Oggi è la Giornata Mondiale dei Sogni, istituita nel 2012 per celebrare l’importanza della perseveranza nei propri obiettivi, nelle proprie idee e nei propri sogni.

Sognare fa bene e la stessa educatrice americana Ozioma Egwuonwu, fondatrice dell’evento, esalta la pratica del sogno, basandosi su tre principi fondamentali: creatività, collaborazione e contribuzione, concependo il sogno come volontà di cambiamento e visione futura attuabile nella realtà.
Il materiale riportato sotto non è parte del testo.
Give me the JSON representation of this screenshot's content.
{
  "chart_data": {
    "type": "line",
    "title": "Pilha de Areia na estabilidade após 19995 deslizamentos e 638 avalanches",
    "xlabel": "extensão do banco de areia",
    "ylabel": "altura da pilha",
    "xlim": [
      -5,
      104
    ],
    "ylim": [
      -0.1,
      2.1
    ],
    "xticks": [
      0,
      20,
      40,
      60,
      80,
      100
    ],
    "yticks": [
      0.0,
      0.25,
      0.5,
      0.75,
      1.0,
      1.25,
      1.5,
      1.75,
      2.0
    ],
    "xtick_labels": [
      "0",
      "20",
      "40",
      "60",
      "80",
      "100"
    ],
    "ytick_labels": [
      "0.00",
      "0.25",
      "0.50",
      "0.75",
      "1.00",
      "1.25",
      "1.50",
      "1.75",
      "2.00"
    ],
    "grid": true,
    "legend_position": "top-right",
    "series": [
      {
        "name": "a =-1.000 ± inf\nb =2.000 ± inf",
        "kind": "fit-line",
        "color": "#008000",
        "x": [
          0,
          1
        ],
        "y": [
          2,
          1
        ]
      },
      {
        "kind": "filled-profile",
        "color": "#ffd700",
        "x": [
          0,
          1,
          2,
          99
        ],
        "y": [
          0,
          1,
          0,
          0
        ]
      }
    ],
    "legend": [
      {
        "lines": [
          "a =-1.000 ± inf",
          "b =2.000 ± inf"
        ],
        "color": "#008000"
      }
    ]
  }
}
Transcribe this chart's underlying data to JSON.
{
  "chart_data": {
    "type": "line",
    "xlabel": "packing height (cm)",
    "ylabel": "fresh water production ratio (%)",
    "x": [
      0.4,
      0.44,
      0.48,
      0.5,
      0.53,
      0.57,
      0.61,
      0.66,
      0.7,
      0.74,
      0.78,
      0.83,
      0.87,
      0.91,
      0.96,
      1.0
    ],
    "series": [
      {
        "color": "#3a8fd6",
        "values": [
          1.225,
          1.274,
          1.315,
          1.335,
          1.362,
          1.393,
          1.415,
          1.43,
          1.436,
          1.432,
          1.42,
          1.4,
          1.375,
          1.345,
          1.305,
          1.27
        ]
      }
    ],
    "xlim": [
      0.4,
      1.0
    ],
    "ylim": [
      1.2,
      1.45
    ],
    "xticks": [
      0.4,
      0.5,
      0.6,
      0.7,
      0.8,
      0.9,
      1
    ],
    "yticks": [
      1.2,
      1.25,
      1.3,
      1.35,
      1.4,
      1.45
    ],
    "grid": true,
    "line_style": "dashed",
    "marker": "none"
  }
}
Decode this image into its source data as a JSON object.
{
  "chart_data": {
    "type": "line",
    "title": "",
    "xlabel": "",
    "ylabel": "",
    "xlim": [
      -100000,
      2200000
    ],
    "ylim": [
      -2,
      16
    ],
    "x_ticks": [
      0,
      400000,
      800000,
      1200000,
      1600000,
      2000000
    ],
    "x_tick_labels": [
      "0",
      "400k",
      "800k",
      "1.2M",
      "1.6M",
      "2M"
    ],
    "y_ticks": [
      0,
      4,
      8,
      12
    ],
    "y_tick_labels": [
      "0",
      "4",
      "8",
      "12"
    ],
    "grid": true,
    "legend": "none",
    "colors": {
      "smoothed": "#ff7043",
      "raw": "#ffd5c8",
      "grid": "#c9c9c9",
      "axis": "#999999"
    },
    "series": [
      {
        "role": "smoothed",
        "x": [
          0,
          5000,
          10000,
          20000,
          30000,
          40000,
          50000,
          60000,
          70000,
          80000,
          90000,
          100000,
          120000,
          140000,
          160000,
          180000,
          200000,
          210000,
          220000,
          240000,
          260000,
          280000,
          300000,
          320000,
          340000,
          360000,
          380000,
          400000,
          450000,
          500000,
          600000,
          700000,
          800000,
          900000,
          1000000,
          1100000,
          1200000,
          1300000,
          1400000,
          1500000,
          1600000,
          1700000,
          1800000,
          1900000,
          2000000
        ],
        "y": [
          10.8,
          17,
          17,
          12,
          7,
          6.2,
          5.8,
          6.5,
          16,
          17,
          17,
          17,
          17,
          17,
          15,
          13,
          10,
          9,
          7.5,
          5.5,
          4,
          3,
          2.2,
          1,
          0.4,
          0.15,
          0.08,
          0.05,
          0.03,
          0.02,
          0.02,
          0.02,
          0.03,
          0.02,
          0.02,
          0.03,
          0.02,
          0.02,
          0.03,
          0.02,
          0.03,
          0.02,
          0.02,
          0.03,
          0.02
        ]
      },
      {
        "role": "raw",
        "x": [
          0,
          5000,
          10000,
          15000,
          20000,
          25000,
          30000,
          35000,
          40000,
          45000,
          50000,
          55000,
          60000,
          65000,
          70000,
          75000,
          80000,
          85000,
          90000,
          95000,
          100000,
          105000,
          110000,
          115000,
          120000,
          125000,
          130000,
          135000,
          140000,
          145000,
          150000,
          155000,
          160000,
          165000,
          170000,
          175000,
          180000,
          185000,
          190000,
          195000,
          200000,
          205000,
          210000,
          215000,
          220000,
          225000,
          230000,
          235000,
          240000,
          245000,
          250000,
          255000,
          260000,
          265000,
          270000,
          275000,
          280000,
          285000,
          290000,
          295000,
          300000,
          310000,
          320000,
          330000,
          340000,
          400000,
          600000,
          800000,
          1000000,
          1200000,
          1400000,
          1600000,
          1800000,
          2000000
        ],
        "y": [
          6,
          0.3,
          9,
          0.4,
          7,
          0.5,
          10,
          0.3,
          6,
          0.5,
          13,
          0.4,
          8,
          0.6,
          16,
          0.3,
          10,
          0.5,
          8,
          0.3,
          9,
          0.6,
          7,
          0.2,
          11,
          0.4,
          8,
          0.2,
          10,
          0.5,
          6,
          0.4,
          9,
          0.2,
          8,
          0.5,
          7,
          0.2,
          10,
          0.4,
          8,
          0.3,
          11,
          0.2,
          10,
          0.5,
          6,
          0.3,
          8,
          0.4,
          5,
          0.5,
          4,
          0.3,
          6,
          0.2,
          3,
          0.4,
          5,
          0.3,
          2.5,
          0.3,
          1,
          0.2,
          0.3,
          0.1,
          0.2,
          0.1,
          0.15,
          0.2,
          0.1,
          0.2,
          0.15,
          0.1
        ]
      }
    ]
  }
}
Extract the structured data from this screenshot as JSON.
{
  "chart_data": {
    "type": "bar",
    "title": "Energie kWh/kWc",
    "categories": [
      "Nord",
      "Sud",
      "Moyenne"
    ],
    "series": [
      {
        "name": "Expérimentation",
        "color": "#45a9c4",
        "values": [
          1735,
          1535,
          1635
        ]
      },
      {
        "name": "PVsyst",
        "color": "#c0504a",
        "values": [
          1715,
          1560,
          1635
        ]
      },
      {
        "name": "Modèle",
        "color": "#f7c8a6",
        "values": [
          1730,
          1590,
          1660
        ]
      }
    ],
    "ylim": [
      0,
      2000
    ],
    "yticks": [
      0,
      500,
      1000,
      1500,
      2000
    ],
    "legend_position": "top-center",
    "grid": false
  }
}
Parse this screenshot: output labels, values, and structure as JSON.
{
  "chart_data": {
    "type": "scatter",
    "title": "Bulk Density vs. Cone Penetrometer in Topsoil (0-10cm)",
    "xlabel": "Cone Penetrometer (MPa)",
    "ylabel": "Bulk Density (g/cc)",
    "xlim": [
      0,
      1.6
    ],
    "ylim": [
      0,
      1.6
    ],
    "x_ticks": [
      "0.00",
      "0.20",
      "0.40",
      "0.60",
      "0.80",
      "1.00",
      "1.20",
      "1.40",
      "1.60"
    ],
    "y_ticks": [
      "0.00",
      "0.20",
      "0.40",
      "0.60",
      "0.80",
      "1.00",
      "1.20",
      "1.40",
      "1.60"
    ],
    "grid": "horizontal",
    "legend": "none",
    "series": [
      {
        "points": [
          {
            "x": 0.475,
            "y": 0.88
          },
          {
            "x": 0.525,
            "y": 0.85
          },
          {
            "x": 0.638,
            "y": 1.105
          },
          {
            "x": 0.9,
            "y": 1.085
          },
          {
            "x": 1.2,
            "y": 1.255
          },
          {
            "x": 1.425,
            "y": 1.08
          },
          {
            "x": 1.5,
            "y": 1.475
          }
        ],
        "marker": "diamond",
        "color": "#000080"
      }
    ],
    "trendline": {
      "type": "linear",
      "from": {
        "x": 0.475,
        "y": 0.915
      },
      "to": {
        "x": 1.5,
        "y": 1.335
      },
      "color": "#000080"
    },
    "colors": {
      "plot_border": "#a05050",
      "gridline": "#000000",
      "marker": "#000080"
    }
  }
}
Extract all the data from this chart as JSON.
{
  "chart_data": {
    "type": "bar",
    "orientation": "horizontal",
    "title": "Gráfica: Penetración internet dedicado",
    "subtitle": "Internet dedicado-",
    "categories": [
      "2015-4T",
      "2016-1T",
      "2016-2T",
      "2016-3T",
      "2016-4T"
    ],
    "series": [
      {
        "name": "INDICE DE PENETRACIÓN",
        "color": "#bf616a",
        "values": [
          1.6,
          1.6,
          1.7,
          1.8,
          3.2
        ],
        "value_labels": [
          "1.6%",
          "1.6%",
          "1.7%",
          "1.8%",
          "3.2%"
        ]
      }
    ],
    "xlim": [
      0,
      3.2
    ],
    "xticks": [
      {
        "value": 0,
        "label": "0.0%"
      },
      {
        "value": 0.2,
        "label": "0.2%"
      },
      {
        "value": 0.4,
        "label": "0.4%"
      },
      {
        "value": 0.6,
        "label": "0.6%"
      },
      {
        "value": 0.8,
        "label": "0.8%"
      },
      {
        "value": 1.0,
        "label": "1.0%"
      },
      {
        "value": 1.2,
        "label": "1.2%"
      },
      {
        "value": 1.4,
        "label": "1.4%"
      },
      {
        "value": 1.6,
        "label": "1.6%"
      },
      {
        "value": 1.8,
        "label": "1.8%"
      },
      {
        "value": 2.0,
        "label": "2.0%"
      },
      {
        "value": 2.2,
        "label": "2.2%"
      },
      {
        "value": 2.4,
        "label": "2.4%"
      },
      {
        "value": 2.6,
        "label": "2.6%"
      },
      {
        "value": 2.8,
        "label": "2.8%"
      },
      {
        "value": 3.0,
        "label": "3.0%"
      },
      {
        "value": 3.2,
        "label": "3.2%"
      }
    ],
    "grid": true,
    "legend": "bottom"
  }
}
Il nucleo dell’esperienza DreamDay è la dichiarazione di visioni ispirate per il futuro attraverso eventi celebrativi e dialoghi che si svolgono in tutto il mondo, anche online, con persone che coltivano i propri sogni da una vita e vogliono realizzarli. Gli eventi online sono gratuiti e tutti possono partecipare alla comune celebrazione con la gente di tutto il mondo.
Come afferma Ozioma Egwuonwu: “Quando sogniamo più in alto, iniziamo a renderci conto che è attraverso una mentalità elevata e un’azione elevata che possiamo ottenere risultati elevati.”
Secondo la scienza, inoltre, sognare molto potrebbe allungare la vita grazie ai benefici apportati dall’incentivo della fase Rem del sonno, fondamentale per il fisiologico riequilibrio della biochimica cerebrale. Lo studio della University of California è stato il primo ad accertare il rapporto tra qualità del sonno Rem, il movimento oculare rapido, responsabile dei sogni, e il rischio di morte.
Il motto è “New dreams for a new world”, che tradotto significa “Nuovi sogni per un mondo nuovo”.
“Il nostro mondo sta attraversando sfide senza precedenti- scrivono gli organizzatori – per la Giornata mondiale dei sogni 2022, invitiamo le persone, le aziende e le comunità a condividere e attivare sogni su possibilità che guideranno e sosterranno la co-creazione di una fondazione per il futuro”.